This Portland store helps rescue lab rats and gives used pet supplies a second life

Secondhand Pet Supply is all about second chances: For a struggling mall. For used pet supplies. And for former lab rats ready for a new life.

From its location in the Lloyd Center, the Portland nonprofit sells cleaned, used pet items and offers retired research animals for adoption.

“I’m trying to change the way secondhand is seen,” founder Michael Santiesteban said. “So, being here in a mall that is kind of being reused, in a sense, just fits the whole theme.”

Santiesteban started Secondhand Pet Supply in 2022 by selling refurbished pet items on Facebook Marketplace. After vending at a series of successful pop-up markets, he incorporated as a nonprofit organization and started looking for affordable retail space.

His goal is to help people care for their pets while reducing waste.

Secondhand Pet Supply’s retail space opened about a year ago, taking over a spot that was once a Lids hat store. The shop is filled with dog clothes, leashes, bowls and toys that have been donated, professionally cleaned, and listed at half the standard retail price.

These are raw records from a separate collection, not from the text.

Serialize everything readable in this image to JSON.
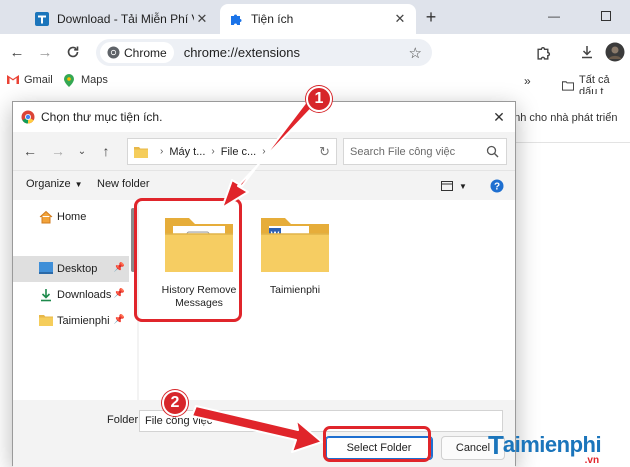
{
  "browser": {
    "tabs": [
      {
        "title": "Download - Tải Miễn Phí VN - P",
        "active": false,
        "favicon": "taimienphi-t-icon"
      },
      {
        "title": "Tiện ích",
        "active": true,
        "favicon": "puzzle-icon"
      }
    ],
    "omnibox": {
      "chip_label": "Chrome",
      "url": "chrome://extensions"
    },
    "bookmarks": [
      {
        "label": "Gmail",
        "icon": "gmail-icon"
      },
      {
        "label": "Maps",
        "icon": "maps-icon"
      }
    ],
    "all_bookmarks_label": "Tất cả dấu t",
    "page_partial_text": "ành cho nhà phát triển"
  },
  "dialog": {
    "title": "Chọn thư mục tiện ích.",
    "breadcrumb": [
      "Máy t...",
      "File c..."
    ],
    "search_placeholder": "Search File công việc",
    "organize_label": "Organize",
    "new_folder_label": "New folder",
    "nav_items": [
      {
        "label": "Home",
        "icon": "home-icon",
        "pinned": false,
        "selected": false
      },
      {
        "label": "Desktop",
        "icon": "desktop-icon",
        "pinned": true,
        "selected": true
      },
      {
        "label": "Downloads",
        "icon": "download-icon",
        "pinned": true,
        "selected": false
      },
      {
        "label": "Taimienphi",
        "icon": "folder-icon",
        "pinned": true,
        "selected": false
      }
    ],
    "folders": [
      {
        "label_line1": "History Remove",
        "label_line2": "Messages"
      },
      {
        "label_line1": "Taimienphi",
        "label_line2": ""
      }
    ],
    "folder_field_label": "Folder:",
    "folder_field_value": "File công việc",
    "select_button": "Select Folder",
    "cancel_button": "Cancel"
  },
  "annotations": {
    "step1": "1",
    "step2": "2"
  },
  "watermark": {
    "main": "aimienphi",
    "initial": "T",
    "tld": ".vn"
  },
  "colors": {
    "accent_red": "#d7262a",
    "select_border": "#1e6fd0",
    "brand_blue": "#1b75bb"
  }
}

The store’s unofficial ambassador is Pumpkin, a rehomed Sulcata tortoise who has an enclosure near the front window.

a tortoise, about the size of a football, crawls on the floor of a pet shop
Pumpkin the Sulcata tortoise is a kind of ambassador at Secondhand Pet Supply in the Lloyd Center. Pumpkin has an enclosure with hay and heat lamps at the front of the store.Samantha Swindler/ The Oregonian

The nonprofit has 35 donation bins across greater Portland placed in apartment complexes, at Mama & Hapa’s Zero Waste stores, and at Spin Laundry Lounge locations. Recycler Ridwell also has special pickup days to accept gently used items from its clients on behalf of Secondhand Pet Supply. (The next pickup is Sept. 29.)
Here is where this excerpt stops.